Initially, the mature buck was slow to close the gap in between us. As he moved closer, I was able to see the 8-point buck's brow tines and I immediately realized he was the 8-pointer Justin had on the "shoot" list and was also one of the 3 "shooter" bucks he had hoped we would see from this new location!

Our excitement grew as the buck slowly moved toward the group of 5 does to our left. On his way to the does, the buck briefly disappeared behind a brush clump.

Meanwhile, one doe became suspicious of our ground blind and then became nervous. This nervous doe slowly moved toward us, pulling the other does with her. Now all deer, including the shooter 8-pointer, were on edge and staring our direction.

What had seemed a sure thing, quickly unraveled in front of our eyes as the lead die began nervously trotting for cover to our right. In single file the other 4 does followed closely behind.

Now the shooter 8 was trotting as well and would quickly be out of shooting range. Noemi did everything in her power in an attempt to get the buck in her crosshairs before he moved out of camera site, but it wasn't to be... almost as quickly as the buck had moved into range, he had trotted back out of range... SO CLOSE!

After our 5th and final day of hunting, I want to sincerely thank Justin and Tamara Trail for their incredible hospitality and unbelievable generosity! The folks of Albany are very friendly and the deer hunting just outside of town is as good as it gets outside of south Texas!

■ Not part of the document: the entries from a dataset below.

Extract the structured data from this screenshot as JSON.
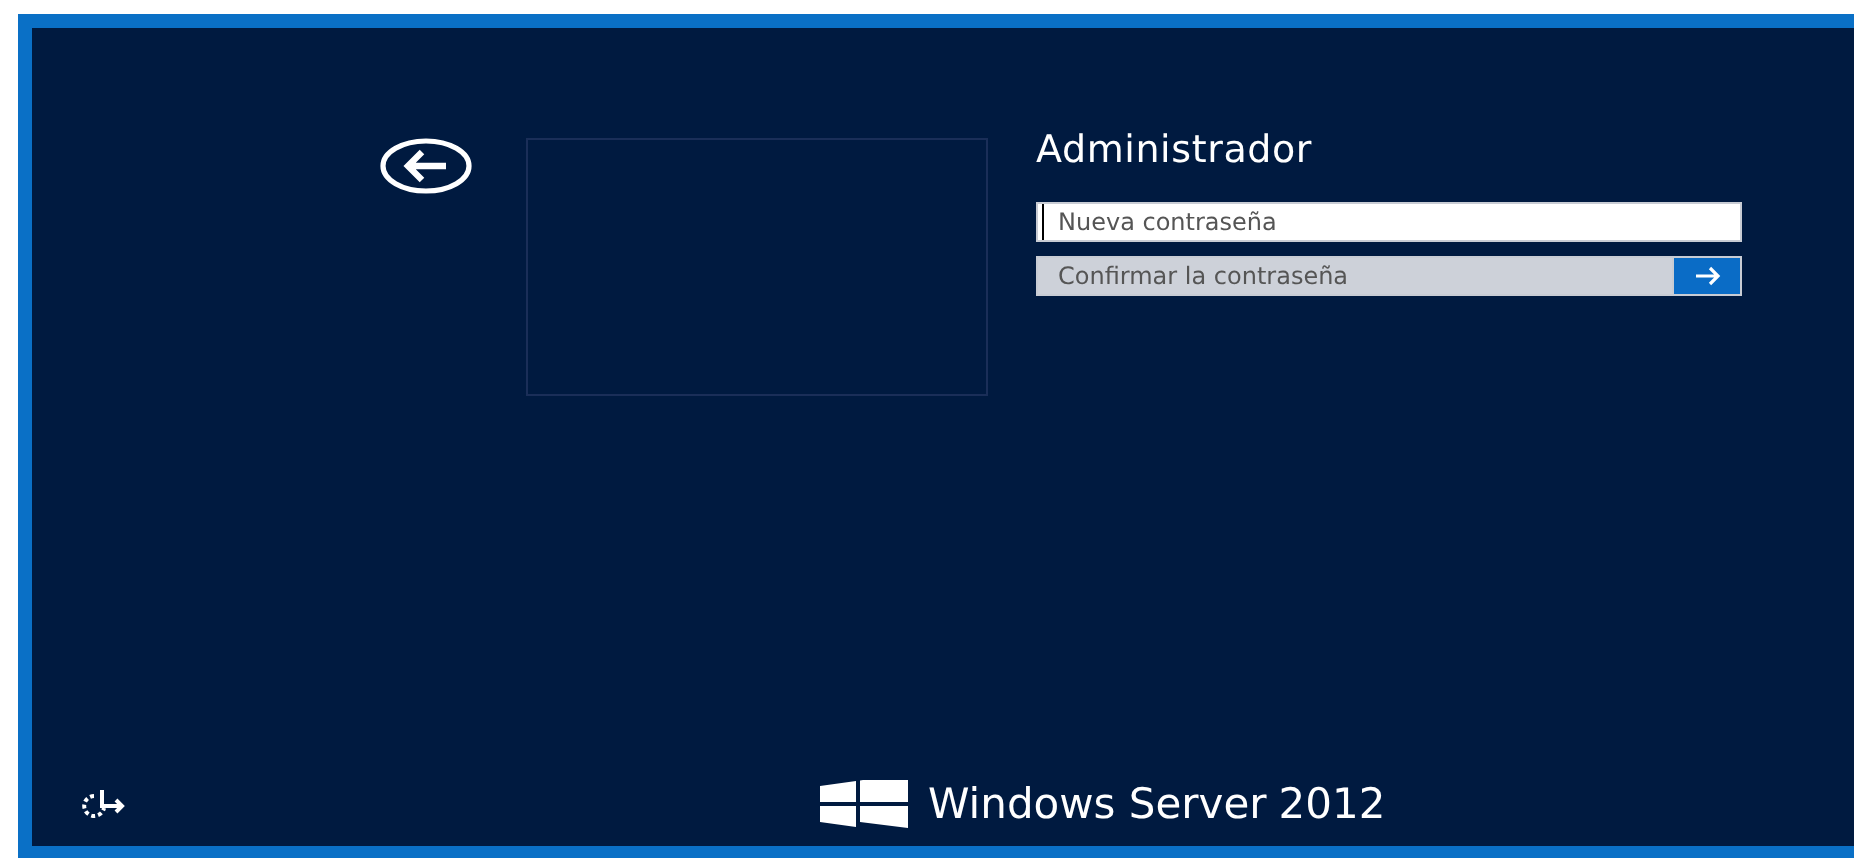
{
  "user": {
    "name": "Administrador"
  },
  "fields": [
    {
      "placeholder": "Nueva contraseña",
      "focused": true,
      "submit": false
    },
    {
      "placeholder": "Confirmar la contraseña",
      "focused": false,
      "submit": true
    }
  ],
  "brand": {
    "text": "Windows Server",
    "version": "2012"
  }
}
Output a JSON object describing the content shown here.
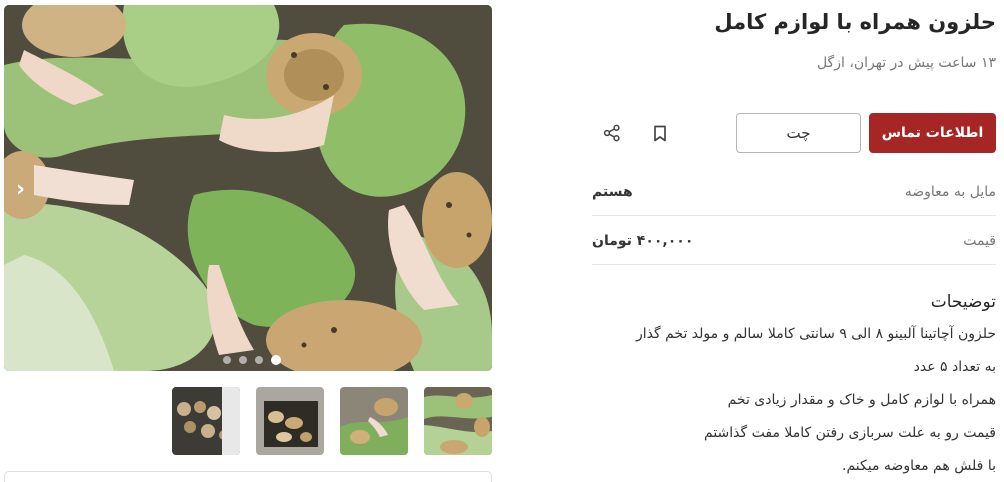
{
  "listing": {
    "title": "حلزون همراه با لوازم کامل",
    "subtitle": "۱۳ ساعت پیش در تهران، ازگل"
  },
  "actions": {
    "contact_label": "اطلاعات تماس",
    "chat_label": "چت",
    "bookmark_icon": "bookmark-icon",
    "share_icon": "share-icon"
  },
  "details": [
    {
      "key": "مایل به معاوضه",
      "value": "هستم"
    },
    {
      "key": "قیمت",
      "value": "۴۰۰,۰۰۰ تومان"
    }
  ],
  "description": {
    "title": "توضیحات",
    "lines": [
      "حلزون آچاتینا آلبینو ۸ الی ۹ سانتی کاملا سالم و مولد تخم گذار",
      "به تعداد ۵ عدد",
      "همراه با لوازم کامل و خاک و مقدار زیادی تخم",
      "قیمت رو به علت سربازی رفتن کاملا مفت گذاشتم",
      "با فلش هم معاوضه میکنم."
    ]
  },
  "gallery": {
    "next_arrow": "›",
    "dot_count": 4,
    "active_dot": 4,
    "colors": {
      "accent": "#a62626"
    }
  }
}
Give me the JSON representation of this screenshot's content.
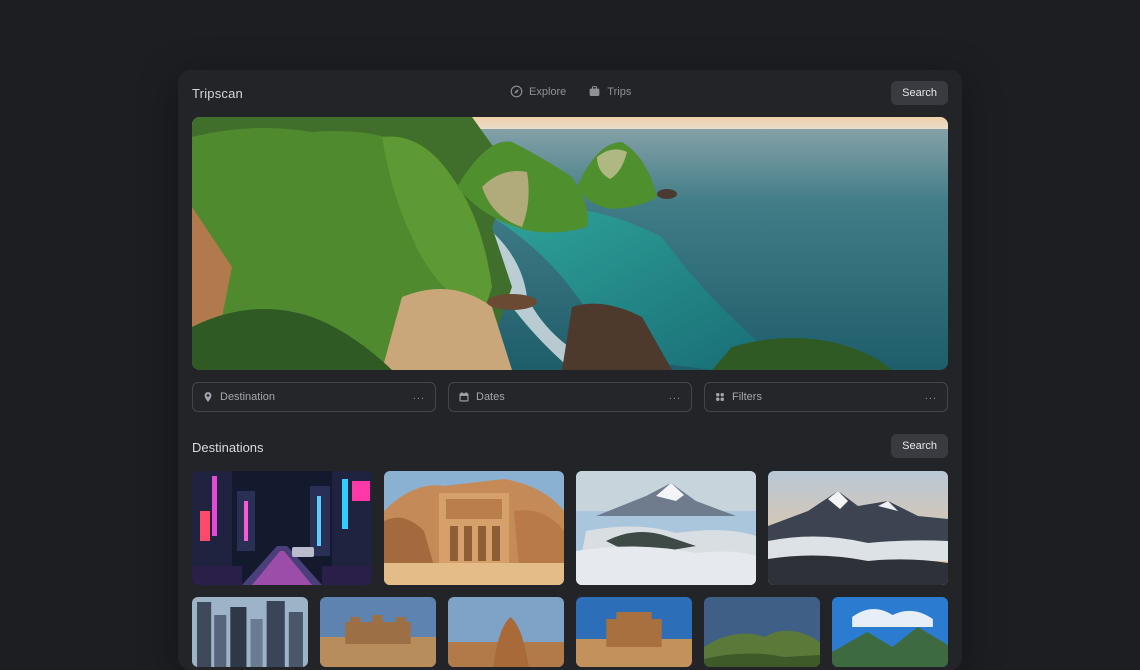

I'm also incredibly proud of my fiancé and all that she did in an effort to harvest her first trophy buck. She was up at 4:30 or 5:00 am 3 days in a row. She walked along side us as we stalked through thick brush between rattling locations each morning and evening. She sat patiently, in box blinds and ground blinds, as the "guides" around her talked "deer" non stop.

In the end, she tried her best to make her fiancé proud... she most definitely succeeded!!!!